Die Österreicher und Tschechen haben „lange Zeit eher nur nebeneinander als wirklich miteinander gelebt“, beschrieb der frühere tschechische Präsident Vaclav Havel das schwierige Verhältnis einmal. Besonders das 20. Jahrhundert hat die beiden Nachbarländer entfremdet. Diese Entfremdung begann bereits im gemeinsamen Staat, der Habsburgermonarchie, und führte nach dem Ersten Weltkrieg zur Geburt zweier junger Republiken. Trotz eines Teils durchaus guten Verhältnisses in der Zwischenkriegszeit durchlitt diese Nachbarschaft das Grauen des Nationalsozialismus und die daraus resultierende Nachkriegsgewalt und der Vertreibung der Sudetendeutschen aus der Tschechoslowakei.

Buchhinweis:

„Nachbarn. Ein österreichisch-tschechisches Geschichtsbuch. Hrsg. v. Niklas Perzi, Hildegard Schmoller, Ota Konrad, Václav Šmidrkal. Wien 2019. 426 S. ISBN: 978-3-99028-817-7, Verlag „Bibliothek der Provinz“

Der Schwerpunkt des 400-Seiten-Werkes liegt daher auch auf der jüngeren Geschichte, die in großen Überblickkapiteln anschaulich dargelegt wird. In einem eigenen großen Kapitel werden die gegenseitigen Stereotype und der schwierige Umgang mit der gemeinsamen Geschichte behandelt. Darin werden auch die wechselseitige Vorurteile seit der gemeinsamen Zeit in der Habsburgermonarchie und die nationalen Traumata der Tschechen - die Schlacht am Weißen Berg 1620 und das Münchner Abkommen 1938 - behandelt.

Langer Weg

Der Weg zum nun fertigen Buch war lang. Bereits 2004 war das Projekt bei den österreichisch-tschechische Historikertagen in der Waldviertel-Akademie auf den Weg gebracht worden. 2009 wurde die Ständige Konferenz österreichischer und tschechischer Historiker zum gemeinsamen kulturellen Erbe (SKÖTH) gegründet. 21 Historiker aus beiden Ländern haben nun vier Jahre an dem Buch gearbeitet.

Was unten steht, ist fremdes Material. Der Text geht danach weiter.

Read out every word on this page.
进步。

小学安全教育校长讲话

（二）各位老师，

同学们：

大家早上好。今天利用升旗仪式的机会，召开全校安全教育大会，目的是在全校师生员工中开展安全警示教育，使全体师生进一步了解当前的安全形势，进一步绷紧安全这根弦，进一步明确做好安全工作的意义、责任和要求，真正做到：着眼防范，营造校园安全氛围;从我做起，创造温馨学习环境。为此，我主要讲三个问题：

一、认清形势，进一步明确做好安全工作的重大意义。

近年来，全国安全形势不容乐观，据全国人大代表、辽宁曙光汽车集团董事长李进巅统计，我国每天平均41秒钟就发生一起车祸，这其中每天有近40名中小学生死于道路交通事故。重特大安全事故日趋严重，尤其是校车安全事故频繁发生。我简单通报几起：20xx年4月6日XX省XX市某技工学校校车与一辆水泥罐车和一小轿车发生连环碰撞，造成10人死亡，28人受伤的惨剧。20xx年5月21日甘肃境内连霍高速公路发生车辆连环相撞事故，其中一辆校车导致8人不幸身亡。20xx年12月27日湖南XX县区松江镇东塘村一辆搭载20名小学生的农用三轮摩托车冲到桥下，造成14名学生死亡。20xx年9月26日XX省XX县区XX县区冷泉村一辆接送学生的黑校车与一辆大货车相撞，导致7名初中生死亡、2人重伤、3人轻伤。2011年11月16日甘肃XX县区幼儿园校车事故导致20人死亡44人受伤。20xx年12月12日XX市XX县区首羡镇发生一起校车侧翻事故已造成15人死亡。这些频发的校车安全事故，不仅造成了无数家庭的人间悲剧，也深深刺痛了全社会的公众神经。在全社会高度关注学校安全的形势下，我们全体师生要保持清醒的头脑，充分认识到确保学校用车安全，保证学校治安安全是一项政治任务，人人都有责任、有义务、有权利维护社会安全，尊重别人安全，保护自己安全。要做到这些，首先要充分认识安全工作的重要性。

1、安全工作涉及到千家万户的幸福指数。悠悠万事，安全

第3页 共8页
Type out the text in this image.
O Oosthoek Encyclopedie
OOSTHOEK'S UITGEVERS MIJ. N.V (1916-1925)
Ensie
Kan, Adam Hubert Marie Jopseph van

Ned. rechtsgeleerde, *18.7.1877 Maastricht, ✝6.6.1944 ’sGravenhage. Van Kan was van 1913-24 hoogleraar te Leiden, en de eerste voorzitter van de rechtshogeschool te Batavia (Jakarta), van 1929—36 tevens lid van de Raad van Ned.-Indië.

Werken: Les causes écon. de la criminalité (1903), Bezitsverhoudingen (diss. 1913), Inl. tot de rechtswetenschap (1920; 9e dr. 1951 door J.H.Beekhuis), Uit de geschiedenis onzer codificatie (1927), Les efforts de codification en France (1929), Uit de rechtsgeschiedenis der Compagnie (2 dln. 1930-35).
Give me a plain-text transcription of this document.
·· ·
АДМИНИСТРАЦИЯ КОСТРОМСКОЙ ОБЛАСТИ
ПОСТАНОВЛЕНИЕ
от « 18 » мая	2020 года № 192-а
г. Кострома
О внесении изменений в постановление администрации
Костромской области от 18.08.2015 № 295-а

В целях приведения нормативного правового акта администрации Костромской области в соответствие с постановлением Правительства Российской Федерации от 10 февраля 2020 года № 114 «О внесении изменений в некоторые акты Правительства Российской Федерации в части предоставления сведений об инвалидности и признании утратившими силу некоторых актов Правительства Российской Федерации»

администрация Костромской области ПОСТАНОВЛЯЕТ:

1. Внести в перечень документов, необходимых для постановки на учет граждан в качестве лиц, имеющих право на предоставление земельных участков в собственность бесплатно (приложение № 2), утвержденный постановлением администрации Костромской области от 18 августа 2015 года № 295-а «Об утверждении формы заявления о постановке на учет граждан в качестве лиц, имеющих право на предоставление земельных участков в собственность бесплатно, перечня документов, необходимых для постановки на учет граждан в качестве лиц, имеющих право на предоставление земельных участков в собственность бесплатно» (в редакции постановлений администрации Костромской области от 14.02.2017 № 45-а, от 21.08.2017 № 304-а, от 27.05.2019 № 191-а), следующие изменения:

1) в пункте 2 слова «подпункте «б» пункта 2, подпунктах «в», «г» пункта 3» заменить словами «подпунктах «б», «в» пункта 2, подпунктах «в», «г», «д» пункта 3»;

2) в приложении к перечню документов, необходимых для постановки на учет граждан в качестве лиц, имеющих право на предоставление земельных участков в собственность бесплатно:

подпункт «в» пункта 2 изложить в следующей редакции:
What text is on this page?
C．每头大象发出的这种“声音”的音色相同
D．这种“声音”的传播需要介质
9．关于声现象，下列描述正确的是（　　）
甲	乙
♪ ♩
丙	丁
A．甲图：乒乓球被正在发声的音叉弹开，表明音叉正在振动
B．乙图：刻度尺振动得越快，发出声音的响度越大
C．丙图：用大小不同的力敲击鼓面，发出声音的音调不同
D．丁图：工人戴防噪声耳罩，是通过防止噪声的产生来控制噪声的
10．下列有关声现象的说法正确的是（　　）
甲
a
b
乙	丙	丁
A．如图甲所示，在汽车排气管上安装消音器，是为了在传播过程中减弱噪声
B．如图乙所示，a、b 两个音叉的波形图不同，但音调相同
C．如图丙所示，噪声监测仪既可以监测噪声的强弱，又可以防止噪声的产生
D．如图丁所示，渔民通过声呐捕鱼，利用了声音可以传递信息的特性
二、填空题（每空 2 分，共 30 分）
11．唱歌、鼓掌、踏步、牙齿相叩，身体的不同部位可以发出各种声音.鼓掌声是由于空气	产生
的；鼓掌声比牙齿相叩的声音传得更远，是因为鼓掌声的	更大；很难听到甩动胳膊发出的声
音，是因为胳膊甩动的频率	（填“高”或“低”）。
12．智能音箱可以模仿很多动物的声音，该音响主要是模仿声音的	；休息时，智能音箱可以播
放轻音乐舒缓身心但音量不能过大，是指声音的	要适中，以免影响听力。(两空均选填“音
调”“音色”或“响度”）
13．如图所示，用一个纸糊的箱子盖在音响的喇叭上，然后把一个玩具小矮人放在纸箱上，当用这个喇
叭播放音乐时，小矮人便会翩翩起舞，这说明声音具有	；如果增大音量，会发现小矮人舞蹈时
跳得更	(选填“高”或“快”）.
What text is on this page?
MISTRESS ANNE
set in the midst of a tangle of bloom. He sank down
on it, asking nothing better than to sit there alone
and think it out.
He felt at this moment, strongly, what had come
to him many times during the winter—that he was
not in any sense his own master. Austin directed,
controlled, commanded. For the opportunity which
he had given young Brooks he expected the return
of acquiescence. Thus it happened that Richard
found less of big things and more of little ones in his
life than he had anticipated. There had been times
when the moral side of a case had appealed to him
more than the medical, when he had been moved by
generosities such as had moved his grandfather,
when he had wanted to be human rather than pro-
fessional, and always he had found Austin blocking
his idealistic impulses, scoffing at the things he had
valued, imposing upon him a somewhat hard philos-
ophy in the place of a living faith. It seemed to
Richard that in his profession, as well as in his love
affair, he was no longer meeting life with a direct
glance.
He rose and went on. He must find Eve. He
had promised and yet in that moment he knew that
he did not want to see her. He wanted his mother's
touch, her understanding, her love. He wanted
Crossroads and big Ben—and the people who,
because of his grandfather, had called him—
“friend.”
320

An jedem Beitrag war ein Autorenteam aus beiden Ländern beteiligt. Ziel war es nicht zwei parallele Nationalgeschichten zu präsentieren, sondern der gemeinsamen Geschichte nachzuspüren. Im Fokus stehen daher weniger Zahlen und Daten, sondern die großen politischen und gesellschaftlichen Entwicklungen. Das macht das Buch auch leicht lesbar. Stets wurde darauf geachtet, Parallelen und Vergleiche herzustellen.

Bei einigen Passagen merkt man beim Lesen, dass um manche Sätze und Formulierungen wohl gerungen wurde. „Es war nicht immer leicht“, erzählt der Historiker David Schriffl, der an dem heiklen Kapitel über die Vertreibung und Zwangsaussiedlung der Sudentendeutschen mitgearbeitet hat, gegenüber der APA. „Die Diskussionen waren zum Teil mühseliger als erwartet, aber es hat sich gelohnt. Das, was vorliegt, können beide Seiten unterschreiben“, sagt der Historiker an der Österreichischen Akademie der Wissenschaften (ÖAW).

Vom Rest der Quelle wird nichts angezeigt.